I profiled Marja Makarow, a Finnish scientist who is now leading the European Science Foundation, for Nature. In doing so I learned the word sisu. It refers to a Finnish personality trait -- think resiliency -- that means "the ability to move through stone." Makarow has it. Shouldn't everyone who works in policy?

I wrote several articles for a Virginia Commonwealth University School of Medicine newsletter. I profiled six "new recruits" for the Dean's Discovery Report (click Spring 08 for PDF), including Steve Negus, a drug abuse researcher I know from my scientist days. I wrote the "patent spotlight," about a chemist who makes marijuana-like compounds and has brought in more licensing revenue to the university than anyone else. And I wrote the "back page," about a faculty member who was once an auto mechanic and now restores vintage cars.

Thursday, April 3, 2008

I profiled Dave Tapolczay, the new chief of technology transfer at the UK's Medical Research Council (MRC), for Nature. This is no small shakes, as licensing revenue from MRC intellectual property ran to $92 million last year, and start-up companies based on ideas developed by MRC-supported scientists the (17 in the last two decades) create both jobs and revenue for the country.

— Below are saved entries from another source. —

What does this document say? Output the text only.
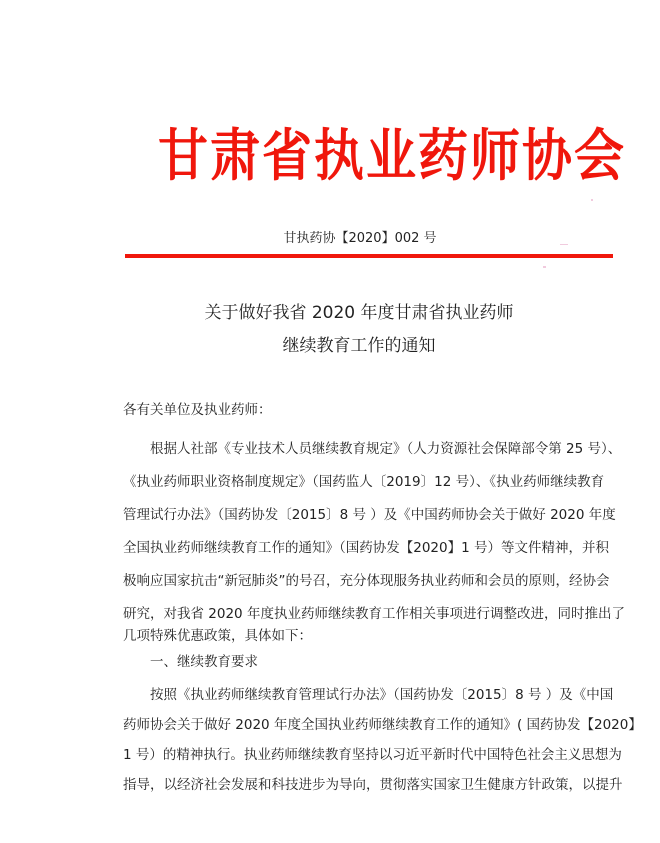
甘肃省执业药师协会
甘执药协【2020】002 号
关于做好我省 2020 年度甘肃省执业药师
继续教育工作的通知
各有关单位及执业药师：
根据人社部《专业技术人员继续教育规定》（人力资源社会保障部令第 25 号）、
《执业药师职业资格制度规定》（国药监人〔2019〕12 号）、《执业药师继续教育
管理试行办法》（国药协发〔2015〕8 号 ）及《中国药师协会关于做好 2020 年度
全国执业药师继续教育工作的通知》（国药协发【2020】1 号）等文件精神，并积
极响应国家抗击“新冠肺炎”的号召，充分体现服务执业药师和会员的原则，经协会
研究，对我省 2020 年度执业药师继续教育工作相关事项进行调整改进，同时推出了
几项特殊优惠政策，具体如下：
一、继续教育要求
按照《执业药师继续教育管理试行办法》（国药协发〔2015〕8 号 ）及《中国
药师协会关于做好 2020 年度全国执业药师继续教育工作的通知》( 国药协发【2020】
1 号）的精神执行。执业药师继续教育坚持以习近平新时代中国特色社会主义思想为
指导，以经济社会发展和科技进步为导向，贯彻落实国家卫生健康方针政策，以提升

I covered a symposium on predictive toxicology, diagnostics, and personalized medicine, all under the rubric of Toxicogenomics for the New York Academy of Sciences. The symposium was fascinating, with five speakers covering a wide array of practical applications of human genetics. For example, using a genetic marker to predict which patients will suffer a serious side effect -- even so-called idiosyncratic ones -- after taking a pharmaceutical. Also in breast cancer patients , predicting who will benefit from chemotherapy and who will not -- and therefore shouldn't be subjected to its side effects. Unfortunately for you NYAS nonmembers, you can only view the opening screen of the web presentation (the e-briefing).